On a patient-level, there was high diagnostic accuracy for CAD detection with stress MBF alone (area under the curve (AUC) 0.82 [95% CI 0.68-0.96]) and combined stress MBF and CMRA (AUC was 0.85 [95% CI 0.72-0.97]), although not statistically different (p=0.71). (Figure 1).

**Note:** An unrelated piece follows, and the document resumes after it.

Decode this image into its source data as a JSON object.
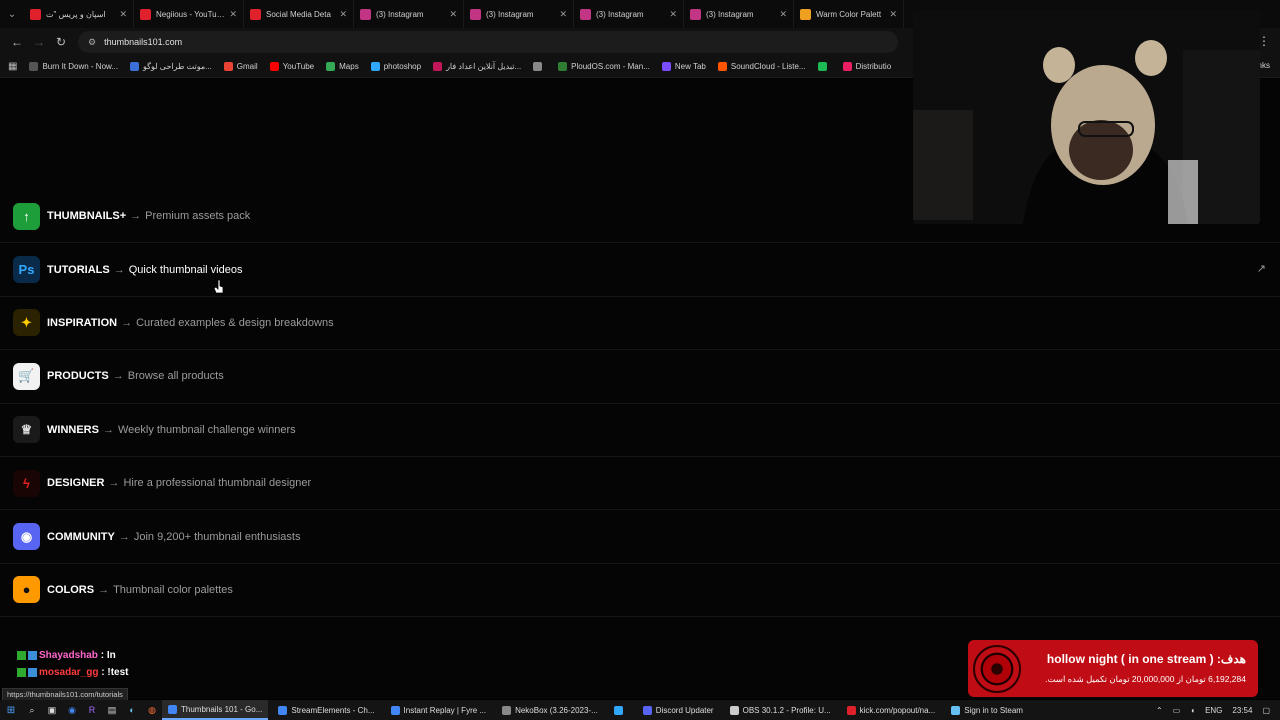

On a territory-level, the diagnostic accuracy for combined stress MBF and CMRA (AUC 0.87 [95% CI 0.78-0.96]) was higher compared to stress MBF alone (AUC 0.71 [95% CI: 0.58-0.85]), p=0.037. (Figure 2).
Conclusion:
Using this comprehensive all-in-one CMR approach, anatomy (CMRA), ischemia (stress MBF) and viability (late gadolinium enhancement) can be obtained from a single exam and improves diagnostic accuracy on a territory-level compared to stress MBF alone. This technique may provide a single comprehensive scan to aid clinical decision making and management in CAD patients through initiation of preventative medical therapy and patient-specific strategies for potential revascularization.